PM Gone Wrong – The “Offsite”
I got this note from a friend who was on a project that was out of control. This is one example.
I’m really torn about this… There are over 250 hourly contractors on this IT project of about 450 people that are being required to attend three-day offsite meeting by the contracting company. This wouldn’t be a problem except that:
1. The meeting is being held at a campground(not conference center) about 2 1/2 hours’ drive from the primary project job site.
2. Attendees are required to stay at the campground the entire three days of the meeting.
3. Attendees will be sleeping in cabins of 10 to 20 people per single room cabin. (Ever been to summer youth camp?)
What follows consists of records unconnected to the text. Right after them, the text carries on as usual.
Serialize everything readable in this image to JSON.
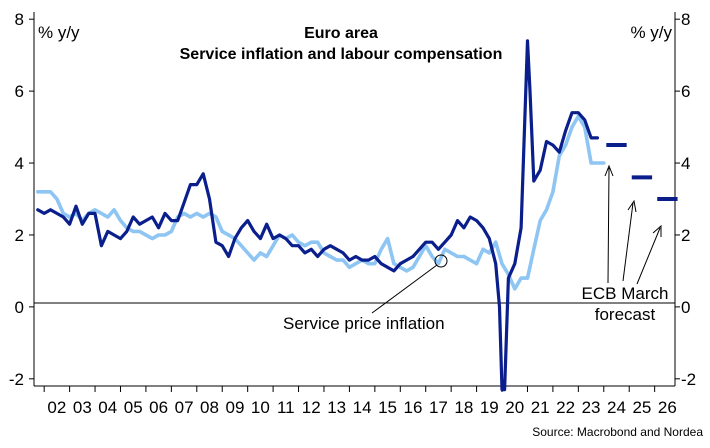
{
  "chart_data": {
    "type": "line",
    "title": "Euro area",
    "subtitle": "Service inflation and labour compensation",
    "ylabel_left": "% y/y",
    "ylabel_right": "% y/y",
    "xlabel": "",
    "ylim": [
      -2.2,
      8.2
    ],
    "y_ticks": [
      -2,
      0,
      2,
      4,
      6,
      8
    ],
    "x_tick_labels": [
      "02",
      "03",
      "04",
      "05",
      "06",
      "07",
      "08",
      "09",
      "10",
      "11",
      "12",
      "13",
      "14",
      "15",
      "16",
      "17",
      "18",
      "19",
      "20",
      "21",
      "22",
      "23",
      "24",
      "25",
      "26"
    ],
    "x_range": [
      2001.6,
      2026.8
    ],
    "grid": false,
    "zero_line": true,
    "source": "Source: Macrobond and Nordea",
    "colors": {
      "labour": "#0a1e8c",
      "service": "#8ec5f2",
      "axis": "#000000"
    },
    "series": [
      {
        "name": "",
        "color": "#0a1e8c",
        "x": [
          2001.75,
          2002.0,
          2002.25,
          2002.5,
          2002.75,
          2003.0,
          2003.25,
          2003.5,
          2003.75,
          2004.0,
          2004.25,
          2004.5,
          2004.75,
          2005.0,
          2005.25,
          2005.5,
          2005.75,
          2006.0,
          2006.25,
          2006.5,
          2006.75,
          2007.0,
          2007.25,
          2007.5,
          2007.75,
          2008.0,
          2008.25,
          2008.5,
          2008.75,
          2009.0,
          2009.25,
          2009.5,
          2009.75,
          2010.0,
          2010.25,
          2010.5,
          2010.75,
          2011.0,
          2011.25,
          2011.5,
          2011.75,
          2012.0,
          2012.25,
          2012.5,
          2012.75,
          2013.0,
          2013.25,
          2013.5,
          2013.75,
          2014.0,
          2014.25,
          2014.5,
          2014.75,
          2015.0,
          2015.25,
          2015.5,
          2015.75,
          2016.0,
          2016.25,
          2016.5,
          2016.75,
          2017.0,
          2017.25,
          2017.5,
          2017.75,
          2018.0,
          2018.25,
          2018.5,
          2018.75,
          2019.0,
          2019.25,
          2019.5,
          2019.75,
          2019.9,
          2020.0,
          2020.1,
          2020.25,
          2020.5,
          2020.75,
          2021.0,
          2021.1,
          2021.25,
          2021.5,
          2021.75,
          2022.0,
          2022.25,
          2022.5,
          2022.75,
          2023.0,
          2023.25,
          2023.5,
          2023.75
        ],
        "values": [
          2.7,
          2.6,
          2.7,
          2.6,
          2.5,
          2.3,
          2.8,
          2.3,
          2.6,
          2.6,
          1.7,
          2.1,
          2.0,
          1.9,
          2.1,
          2.5,
          2.3,
          2.4,
          2.5,
          2.2,
          2.6,
          2.4,
          2.4,
          2.9,
          3.4,
          3.4,
          3.7,
          3.0,
          1.8,
          1.7,
          1.4,
          1.9,
          2.2,
          2.4,
          2.1,
          1.9,
          2.3,
          1.9,
          2.0,
          1.9,
          1.7,
          1.7,
          1.5,
          1.6,
          1.4,
          1.6,
          1.7,
          1.6,
          1.5,
          1.3,
          1.4,
          1.3,
          1.3,
          1.4,
          1.2,
          1.1,
          1.0,
          1.2,
          1.3,
          1.4,
          1.6,
          1.8,
          1.8,
          1.6,
          1.8,
          2.0,
          2.4,
          2.2,
          2.5,
          2.4,
          2.2,
          1.9,
          1.2,
          0.0,
          -2.3,
          -2.3,
          0.8,
          1.2,
          2.2,
          7.4,
          6.0,
          3.5,
          3.8,
          4.6,
          4.5,
          4.3,
          4.9,
          5.4,
          5.4,
          5.2,
          4.7,
          4.7
        ]
      },
      {
        "name": "Service price inflation",
        "color": "#8ec5f2",
        "x": [
          2001.75,
          2002.0,
          2002.25,
          2002.5,
          2002.75,
          2003.0,
          2003.25,
          2003.5,
          2003.75,
          2004.0,
          2004.25,
          2004.5,
          2004.75,
          2005.0,
          2005.25,
          2005.5,
          2005.75,
          2006.0,
          2006.25,
          2006.5,
          2006.75,
          2007.0,
          2007.25,
          2007.5,
          2007.75,
          2008.0,
          2008.25,
          2008.5,
          2008.75,
          2009.0,
          2009.25,
          2009.5,
          2009.75,
          2010.0,
          2010.25,
          2010.5,
          2010.75,
          2011.0,
          2011.25,
          2011.5,
          2011.75,
          2012.0,
          2012.25,
          2012.5,
          2012.75,
          2013.0,
          2013.25,
          2013.5,
          2013.75,
          2014.0,
          2014.25,
          2014.5,
          2014.75,
          2015.0,
          2015.25,
          2015.5,
          2015.75,
          2016.0,
          2016.25,
          2016.5,
          2016.75,
          2017.0,
          2017.25,
          2017.5,
          2017.75,
          2018.0,
          2018.25,
          2018.5,
          2018.75,
          2019.0,
          2019.25,
          2019.5,
          2019.75,
          2020.0,
          2020.25,
          2020.5,
          2020.75,
          2021.0,
          2021.25,
          2021.5,
          2021.75,
          2022.0,
          2022.25,
          2022.5,
          2022.75,
          2023.0,
          2023.25,
          2023.5,
          2023.75,
          2024.0
        ],
        "values": [
          3.2,
          3.2,
          3.2,
          3.0,
          2.6,
          2.5,
          2.6,
          2.4,
          2.6,
          2.7,
          2.6,
          2.5,
          2.7,
          2.4,
          2.2,
          2.1,
          2.1,
          2.0,
          1.9,
          2.0,
          2.0,
          2.1,
          2.5,
          2.6,
          2.5,
          2.6,
          2.5,
          2.6,
          2.5,
          2.1,
          2.0,
          1.9,
          1.7,
          1.5,
          1.3,
          1.5,
          1.4,
          1.7,
          2.0,
          1.9,
          2.0,
          1.8,
          1.7,
          1.8,
          1.8,
          1.5,
          1.4,
          1.3,
          1.3,
          1.1,
          1.2,
          1.3,
          1.2,
          1.2,
          1.6,
          1.9,
          1.2,
          1.1,
          1.0,
          1.1,
          1.4,
          1.7,
          1.4,
          1.2,
          1.6,
          1.5,
          1.4,
          1.4,
          1.3,
          1.2,
          1.6,
          1.5,
          1.8,
          1.2,
          0.9,
          0.5,
          0.8,
          0.8,
          1.6,
          2.4,
          2.7,
          3.2,
          4.2,
          4.5,
          5.0,
          5.3,
          5.0,
          4.0,
          4.0,
          4.0
        ]
      }
    ],
    "forecast_segments": [
      {
        "year": 2024,
        "value": 4.5
      },
      {
        "year": 2025,
        "value": 3.6
      },
      {
        "year": 2026,
        "value": 3.0
      }
    ],
    "annotations": [
      {
        "text": "Service price inflation"
      },
      {
        "text_line1": "ECB March",
        "text_line2": "forecast"
      }
    ]
  }
}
4. Hourly contractors will only be paid for 24 hours (8 hours x 3 days) of the 59 compensable (according to Federal labor laws) hours.
5. The project company is requiring attendees to this mandatory meeting to sign waiversthat essentially indemnify the company from any and all liability for injury or damage that may occur during the offsite meeting.
The waiver we are being required to sign are designed to protect the campground from liability should a voluntary attendee at a camp hosted on their site become injured or suffer damages; however, the wording of the indemnity clause includes the terms “sponsor”, “agent”, and “representative” as people indemnified. Since the project company is sponsoring the meeting at the site, and all arrangements for lodging are being made through the company, it could argue that they are acting as sponsors, agents, and/or representatives of the campground in an injury case.
The general feeling that I am getting is that if anyone makes waves about this, they will probably be taken off the project. The very indirect way that questions about pay and timekeeping for the offsite meeting are being discussed shows me that this meeting is probably being presented to the corporate HR and legal departments in such a way that the corporation is allowing it to proceed. If the corporate legal and HR departments are being told that the offsite is voluntary or that all the project workers are salaried employees of either the project company or the primary contractor, they won’t have a problem with either the restriction on billable hours for the contractor or the liability waiver; however, if they knew that the meeting was mandatory for all project workers and that over 250 of them are hourly contractors, they would either require all the hours that attendance is required to be declared billable and any travel time to/from the meeting site in excess of normal travel to the primary contract site to be billable as well. Legal would probably not sign a waiver with the campsite, and would definitely not require that employees and contractors sign them, essentially shutting the meeting down.
If no accidents happen during the offsite, then the only issue is the 35 billable hours that over 250 of us are being cheated of. I can’t even imagine the consequences to the project and its sponsors should an accident happen and one or more of the contractors become injured.